Directed by Tamra Davis, the film is a vehicle for Sandler to use funny voices, act stupid, and generally play the fool. It is one of those 90 minute films which feels like little more than an extended Saturday Night Live skit, but happily, a relatively funny SNL skit. And in fact, Sandler co-wrote the film with Tim Herlihy with whom Sandler worked at SNL.
The plot has the rich, idle, twentysomething Madison needing to go back to school (starting with first grade) in order to be allowed to take control of his father's hotel empire. We're told that Billy's father, Brian Madison (Darren McGavin), paid off teachers and routinely cheated to get his son through school the first time. Now that the time has come for Brian to retire though, he realizes that Billy is unable to take the company's reins, and instead opts to hand them off to the obviously evil Eric Gordon (Bradley Whitford). In order to get the company, Madison agrees to repeat school, completing a grade every two weeks.

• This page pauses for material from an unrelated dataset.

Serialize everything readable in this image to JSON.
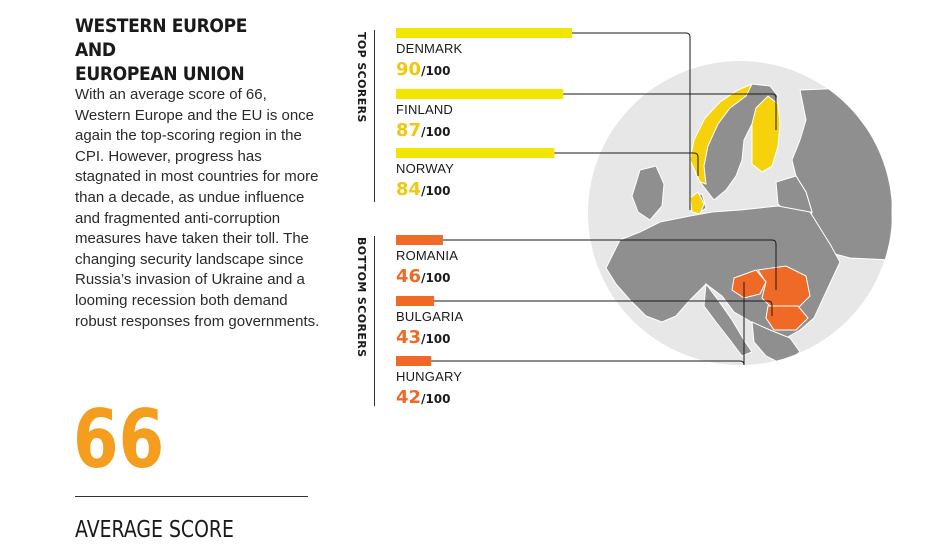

Sandler plays Madison somewhere between a four-year-old and an adolescent, so he fits in perfectly with all the kids around him at school. He even ends up with an inappropriate crush on the "hot teacher," Veronica Vaughn (Bridgette Wilson), who, for perplexing reasons (other than that this is a movie and it therefore has to happen), falls for him too. Apparently all it takes for Vaughn to fall for a student is for him to be the right age and act marginally older than her average student. It doesn't really work as relationship, but the film manages to get away with it because every single scene in the entirety of the movie is absurd, so why not allow an absurd relationship to take place.
Billy Madison is one of those films which has about five or six jokes in it that get repeated over and over again in the film, sometimes hitting better than others. When they do hit, they're strong and will unquestionably cause a chuckle… provided you don't have a strong objection to crude humor. The same sort of formula, but with a (somewhat) better story wrapped around it is used in Happy Gilmore, Herlihy and Sandler's follow-up to Madison.